Duplicate image files are not simply a storage inconvenience. When a public body publishes an outdated or misidentified photograph in planning documents, on signage, or in housing authority communications, the downstream consequences can include legal disputes over copyright, misinformation in official urban regeneration materials, and wasted contractor hours. For a city simultaneously managing the Seine riverbank redevelopment, the Grand Paris Express metro expansion, and the legacy activation of Paris 2024 Olympic venues, the administrative cost of getting images wrong is measurable in real euros and real delays.
What the Specialists Are Warning
Archivists and digital records managers working with the Bibliothèque nationale de France, which holds one of Europe's largest photographic collections at its François-Mitterrand site in the 13th arrondissement, have pointed to a consistent pattern: duplicate images multiply fastest during large infrastructure projects when multiple agencies contribute photography to shared platforms without a unified tagging protocol. The Grand Paris Express, overseen by Société du Grand Paris and spanning more than 200 kilometres of new lines across the Île-de-France region, has generated tens of thousands of construction and planning images since groundbreaking phases began in earnest after 2019. Without a controlled vocabulary and deduplication layer, the same photograph of a tunnel boring machine or a station mock-up can exist under dozens of different file names across different departmental servers.
Experts in digital asset management who advise French public bodies describe the core problem in functional terms: automated hash-matching tools can identify pixel-identical copies, but near-duplicate images — the same scene photographed seconds apart, or lightly cropped versions of the same original — require human review combined with machine learning classifiers that most municipal IT budgets have not yet funded. Paris's digital services directorate, the Direction des Systèmes et Technologies de l'Information, is understood to be evaluating vendor proposals, though no contract award has been publicly announced.
The Local Stakes in Belleville and Beyond
In practical terms, the duplicate image problem surfaces most visibly in housing and urban planning contexts. The Paris social housing authority, known as Paris Habitat, manages roughly 125,000 dwellings across the city and publishes photographs of available units on its allocation platform.

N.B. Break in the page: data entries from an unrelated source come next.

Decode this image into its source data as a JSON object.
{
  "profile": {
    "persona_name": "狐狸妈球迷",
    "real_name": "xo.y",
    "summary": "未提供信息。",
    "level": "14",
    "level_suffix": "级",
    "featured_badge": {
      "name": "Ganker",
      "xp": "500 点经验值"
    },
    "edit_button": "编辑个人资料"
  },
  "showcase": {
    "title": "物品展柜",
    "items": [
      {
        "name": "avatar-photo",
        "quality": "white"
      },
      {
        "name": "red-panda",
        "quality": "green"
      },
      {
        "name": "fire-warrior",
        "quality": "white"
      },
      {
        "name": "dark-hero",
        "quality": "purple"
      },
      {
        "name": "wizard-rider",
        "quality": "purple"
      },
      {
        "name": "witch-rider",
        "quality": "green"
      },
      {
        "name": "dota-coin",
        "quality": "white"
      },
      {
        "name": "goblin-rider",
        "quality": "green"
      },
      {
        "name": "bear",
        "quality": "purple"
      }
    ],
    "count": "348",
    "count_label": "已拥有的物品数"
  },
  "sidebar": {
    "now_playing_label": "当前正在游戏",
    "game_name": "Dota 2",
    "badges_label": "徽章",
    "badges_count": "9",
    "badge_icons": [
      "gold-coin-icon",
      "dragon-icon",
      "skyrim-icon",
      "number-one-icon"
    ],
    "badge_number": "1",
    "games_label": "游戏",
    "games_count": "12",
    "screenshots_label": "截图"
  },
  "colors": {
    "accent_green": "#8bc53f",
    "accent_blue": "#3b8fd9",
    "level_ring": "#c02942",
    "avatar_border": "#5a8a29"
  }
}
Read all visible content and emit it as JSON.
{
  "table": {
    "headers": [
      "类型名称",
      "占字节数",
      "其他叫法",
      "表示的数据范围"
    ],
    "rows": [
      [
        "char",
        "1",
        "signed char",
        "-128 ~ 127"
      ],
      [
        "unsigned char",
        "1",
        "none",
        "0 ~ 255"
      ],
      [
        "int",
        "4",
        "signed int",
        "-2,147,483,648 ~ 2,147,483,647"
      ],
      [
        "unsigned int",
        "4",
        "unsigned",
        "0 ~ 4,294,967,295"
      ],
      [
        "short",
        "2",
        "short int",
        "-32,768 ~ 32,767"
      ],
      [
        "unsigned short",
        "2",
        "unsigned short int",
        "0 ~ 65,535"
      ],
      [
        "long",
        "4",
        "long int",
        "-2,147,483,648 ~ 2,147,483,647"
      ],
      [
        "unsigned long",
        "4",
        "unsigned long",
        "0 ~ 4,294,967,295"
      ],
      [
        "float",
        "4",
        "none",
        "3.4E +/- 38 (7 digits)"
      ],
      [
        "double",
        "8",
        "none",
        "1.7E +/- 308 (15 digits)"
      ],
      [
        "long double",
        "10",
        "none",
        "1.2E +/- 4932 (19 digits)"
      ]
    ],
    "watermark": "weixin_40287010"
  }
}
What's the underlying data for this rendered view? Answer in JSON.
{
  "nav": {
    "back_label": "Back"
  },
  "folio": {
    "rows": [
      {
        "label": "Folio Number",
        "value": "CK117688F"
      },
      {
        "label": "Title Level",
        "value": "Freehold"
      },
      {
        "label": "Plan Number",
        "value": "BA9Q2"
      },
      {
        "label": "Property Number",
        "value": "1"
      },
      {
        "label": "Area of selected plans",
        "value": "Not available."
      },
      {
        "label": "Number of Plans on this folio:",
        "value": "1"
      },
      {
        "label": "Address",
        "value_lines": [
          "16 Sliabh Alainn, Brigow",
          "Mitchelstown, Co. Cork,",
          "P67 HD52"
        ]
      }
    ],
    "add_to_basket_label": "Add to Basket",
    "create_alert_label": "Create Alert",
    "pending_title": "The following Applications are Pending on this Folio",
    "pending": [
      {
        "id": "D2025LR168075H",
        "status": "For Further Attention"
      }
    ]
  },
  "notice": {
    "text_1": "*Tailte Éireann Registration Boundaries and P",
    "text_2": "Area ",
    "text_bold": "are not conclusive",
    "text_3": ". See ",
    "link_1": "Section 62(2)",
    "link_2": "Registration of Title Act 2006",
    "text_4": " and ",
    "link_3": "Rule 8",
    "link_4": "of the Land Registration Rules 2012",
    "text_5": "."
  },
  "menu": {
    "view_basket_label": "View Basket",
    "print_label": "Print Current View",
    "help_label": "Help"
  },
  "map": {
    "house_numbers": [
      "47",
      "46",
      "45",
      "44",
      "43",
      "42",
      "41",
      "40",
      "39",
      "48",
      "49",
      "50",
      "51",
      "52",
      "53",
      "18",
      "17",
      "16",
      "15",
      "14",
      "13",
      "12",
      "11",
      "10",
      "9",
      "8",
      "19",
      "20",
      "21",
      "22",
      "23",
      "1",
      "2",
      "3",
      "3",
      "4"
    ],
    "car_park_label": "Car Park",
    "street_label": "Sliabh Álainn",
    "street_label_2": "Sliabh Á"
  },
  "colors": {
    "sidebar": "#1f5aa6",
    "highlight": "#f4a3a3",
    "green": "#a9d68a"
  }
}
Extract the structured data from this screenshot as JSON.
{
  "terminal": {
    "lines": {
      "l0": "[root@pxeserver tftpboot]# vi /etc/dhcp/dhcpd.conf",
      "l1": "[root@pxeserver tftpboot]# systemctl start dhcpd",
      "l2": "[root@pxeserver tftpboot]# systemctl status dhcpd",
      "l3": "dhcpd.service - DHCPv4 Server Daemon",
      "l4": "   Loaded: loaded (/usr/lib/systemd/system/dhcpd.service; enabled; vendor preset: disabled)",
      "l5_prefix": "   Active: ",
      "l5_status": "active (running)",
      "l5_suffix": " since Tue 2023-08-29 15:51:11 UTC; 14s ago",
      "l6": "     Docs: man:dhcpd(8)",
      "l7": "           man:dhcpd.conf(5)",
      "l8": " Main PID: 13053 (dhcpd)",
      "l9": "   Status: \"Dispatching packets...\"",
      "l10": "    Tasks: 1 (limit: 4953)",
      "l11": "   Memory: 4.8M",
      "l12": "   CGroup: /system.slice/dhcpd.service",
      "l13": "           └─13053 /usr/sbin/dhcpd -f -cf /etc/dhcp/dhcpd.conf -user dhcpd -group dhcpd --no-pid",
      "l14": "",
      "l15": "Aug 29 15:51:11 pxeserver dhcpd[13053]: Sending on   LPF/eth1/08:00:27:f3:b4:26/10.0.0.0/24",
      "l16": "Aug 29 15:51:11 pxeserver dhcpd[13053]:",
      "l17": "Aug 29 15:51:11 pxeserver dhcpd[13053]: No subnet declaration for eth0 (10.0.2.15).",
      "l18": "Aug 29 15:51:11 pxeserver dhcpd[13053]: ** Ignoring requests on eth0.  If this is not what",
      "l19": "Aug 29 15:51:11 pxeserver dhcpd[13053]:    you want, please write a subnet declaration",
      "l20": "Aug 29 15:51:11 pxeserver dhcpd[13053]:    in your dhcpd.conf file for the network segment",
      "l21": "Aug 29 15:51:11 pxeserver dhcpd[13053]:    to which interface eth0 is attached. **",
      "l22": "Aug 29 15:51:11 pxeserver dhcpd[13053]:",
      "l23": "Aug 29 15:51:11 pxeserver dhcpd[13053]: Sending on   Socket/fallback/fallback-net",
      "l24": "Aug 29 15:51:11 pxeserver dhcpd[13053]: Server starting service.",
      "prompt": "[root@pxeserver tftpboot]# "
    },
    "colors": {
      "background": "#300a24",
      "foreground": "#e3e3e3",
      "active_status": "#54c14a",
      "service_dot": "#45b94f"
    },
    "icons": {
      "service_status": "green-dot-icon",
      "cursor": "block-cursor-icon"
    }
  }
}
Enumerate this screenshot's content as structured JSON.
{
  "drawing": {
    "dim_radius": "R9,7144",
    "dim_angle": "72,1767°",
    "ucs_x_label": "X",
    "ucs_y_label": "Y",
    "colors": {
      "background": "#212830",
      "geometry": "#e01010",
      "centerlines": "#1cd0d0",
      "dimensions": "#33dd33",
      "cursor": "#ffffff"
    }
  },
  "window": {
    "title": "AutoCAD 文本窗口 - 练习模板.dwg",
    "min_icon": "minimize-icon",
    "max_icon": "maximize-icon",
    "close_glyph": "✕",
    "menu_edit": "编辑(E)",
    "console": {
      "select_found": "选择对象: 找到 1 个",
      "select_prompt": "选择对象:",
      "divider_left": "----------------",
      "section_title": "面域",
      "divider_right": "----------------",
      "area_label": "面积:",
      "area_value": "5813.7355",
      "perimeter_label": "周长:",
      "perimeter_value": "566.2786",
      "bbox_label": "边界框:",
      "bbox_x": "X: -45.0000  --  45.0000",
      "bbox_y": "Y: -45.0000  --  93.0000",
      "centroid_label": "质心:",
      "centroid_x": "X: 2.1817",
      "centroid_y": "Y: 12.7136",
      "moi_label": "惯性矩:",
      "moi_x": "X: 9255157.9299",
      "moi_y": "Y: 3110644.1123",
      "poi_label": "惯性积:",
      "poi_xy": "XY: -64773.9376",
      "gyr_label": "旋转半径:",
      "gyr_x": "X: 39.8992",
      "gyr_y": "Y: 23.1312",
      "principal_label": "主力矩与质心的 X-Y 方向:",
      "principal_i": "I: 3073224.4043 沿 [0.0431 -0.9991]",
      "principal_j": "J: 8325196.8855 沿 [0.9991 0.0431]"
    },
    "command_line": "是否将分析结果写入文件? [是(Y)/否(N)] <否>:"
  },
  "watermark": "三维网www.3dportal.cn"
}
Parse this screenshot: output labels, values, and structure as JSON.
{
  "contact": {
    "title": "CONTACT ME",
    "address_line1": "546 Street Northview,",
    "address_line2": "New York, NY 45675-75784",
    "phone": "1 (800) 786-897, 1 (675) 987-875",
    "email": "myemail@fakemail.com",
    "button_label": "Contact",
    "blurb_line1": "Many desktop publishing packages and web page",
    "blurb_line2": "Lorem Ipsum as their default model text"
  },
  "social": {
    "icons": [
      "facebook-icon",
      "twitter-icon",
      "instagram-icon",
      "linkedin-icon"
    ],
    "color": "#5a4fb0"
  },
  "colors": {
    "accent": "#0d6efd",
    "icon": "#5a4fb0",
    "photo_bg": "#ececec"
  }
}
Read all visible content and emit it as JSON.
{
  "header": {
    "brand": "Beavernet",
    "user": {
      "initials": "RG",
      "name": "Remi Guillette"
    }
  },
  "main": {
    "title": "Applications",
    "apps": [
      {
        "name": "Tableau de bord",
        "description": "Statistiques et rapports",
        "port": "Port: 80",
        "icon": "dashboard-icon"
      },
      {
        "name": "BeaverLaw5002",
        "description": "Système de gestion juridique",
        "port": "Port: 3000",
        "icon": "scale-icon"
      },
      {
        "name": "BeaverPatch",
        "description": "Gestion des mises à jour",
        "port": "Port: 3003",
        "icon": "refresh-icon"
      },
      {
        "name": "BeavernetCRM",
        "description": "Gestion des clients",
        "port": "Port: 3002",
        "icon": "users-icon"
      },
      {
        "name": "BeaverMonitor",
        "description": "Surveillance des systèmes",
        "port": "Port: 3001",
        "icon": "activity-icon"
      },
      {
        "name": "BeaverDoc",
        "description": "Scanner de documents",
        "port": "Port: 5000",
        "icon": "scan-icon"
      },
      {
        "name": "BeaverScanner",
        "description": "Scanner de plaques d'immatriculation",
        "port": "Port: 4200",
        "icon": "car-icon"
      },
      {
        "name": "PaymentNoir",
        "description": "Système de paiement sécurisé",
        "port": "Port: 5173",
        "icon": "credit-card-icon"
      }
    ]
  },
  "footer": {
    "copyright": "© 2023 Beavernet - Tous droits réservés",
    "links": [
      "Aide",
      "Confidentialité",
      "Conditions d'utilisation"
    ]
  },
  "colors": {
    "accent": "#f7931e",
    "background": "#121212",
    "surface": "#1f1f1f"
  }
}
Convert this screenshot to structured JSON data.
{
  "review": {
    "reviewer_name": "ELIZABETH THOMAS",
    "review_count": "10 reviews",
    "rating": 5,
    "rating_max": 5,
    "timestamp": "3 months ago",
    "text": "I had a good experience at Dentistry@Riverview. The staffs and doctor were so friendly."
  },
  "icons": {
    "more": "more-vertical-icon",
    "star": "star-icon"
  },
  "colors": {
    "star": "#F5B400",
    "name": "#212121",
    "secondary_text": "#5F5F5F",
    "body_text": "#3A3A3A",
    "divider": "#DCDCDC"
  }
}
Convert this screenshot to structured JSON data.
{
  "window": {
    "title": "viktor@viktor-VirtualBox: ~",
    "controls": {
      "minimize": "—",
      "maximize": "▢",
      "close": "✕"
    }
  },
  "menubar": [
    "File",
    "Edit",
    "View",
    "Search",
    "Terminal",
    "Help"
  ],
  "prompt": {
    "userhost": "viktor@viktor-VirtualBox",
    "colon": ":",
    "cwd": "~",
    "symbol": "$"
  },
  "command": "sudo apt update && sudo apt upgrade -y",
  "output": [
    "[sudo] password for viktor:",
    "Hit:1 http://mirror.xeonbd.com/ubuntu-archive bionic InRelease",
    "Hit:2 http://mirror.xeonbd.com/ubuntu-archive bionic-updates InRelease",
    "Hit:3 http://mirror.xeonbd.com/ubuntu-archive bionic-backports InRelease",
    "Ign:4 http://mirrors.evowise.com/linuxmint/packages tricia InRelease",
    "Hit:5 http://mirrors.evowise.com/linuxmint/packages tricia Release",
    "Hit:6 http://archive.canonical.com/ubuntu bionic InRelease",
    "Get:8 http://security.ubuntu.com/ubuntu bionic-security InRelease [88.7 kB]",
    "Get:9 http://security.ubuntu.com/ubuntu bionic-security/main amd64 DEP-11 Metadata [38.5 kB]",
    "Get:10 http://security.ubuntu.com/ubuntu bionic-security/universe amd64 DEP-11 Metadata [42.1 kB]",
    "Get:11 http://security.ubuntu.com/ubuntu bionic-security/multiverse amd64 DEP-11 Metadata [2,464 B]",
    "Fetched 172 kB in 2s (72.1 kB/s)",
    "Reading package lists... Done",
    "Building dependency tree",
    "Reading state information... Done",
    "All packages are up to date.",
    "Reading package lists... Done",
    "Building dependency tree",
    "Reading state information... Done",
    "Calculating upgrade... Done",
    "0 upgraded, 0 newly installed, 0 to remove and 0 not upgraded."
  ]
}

Residents in neighbourhoods undergoing rapid change — Belleville in the 20th arrondissement and the Porte de la Chapelle corridor being two of the most cited examples — have flagged instances where photographs attached to housing listings no longer reflect the actual condition of a property, sometimes because an image from a renovated unit has been duplicated and reassigned to an unrenovated one.
The Direction Régionale des Affaires Culturelles for Île-de-France, which funds preservation and digitisation programs, noted in its 2025 annual review that storage costs for public photographic archives in the region rose by roughly 18 percent between 2022 and 2024, partly attributable to unmanaged duplication rather than genuine new content creation. That figure, drawn from the DRAC's published budget documentation, has given reformers inside city hall a concrete argument for allocating resources to deduplication projects in the current municipal budget cycle, which runs through December 2026.
The practical next steps being discussed involve three distinct tracks: first, a one-time audit of the DAC photographic archive using existing deduplication software; second, a procurement process for an ongoing digital asset management platform compatible with both city hall systems and the Grand Paris Express shared drive infrastructure; and third, revised guidelines for contractors and communication agencies submitting images to public bodies, requiring standardised metadata at the point of submission rather than retrospectively. City hall has indicated a public consultation document on the third track could be circulated to relevant professional bodies before the autumn recess.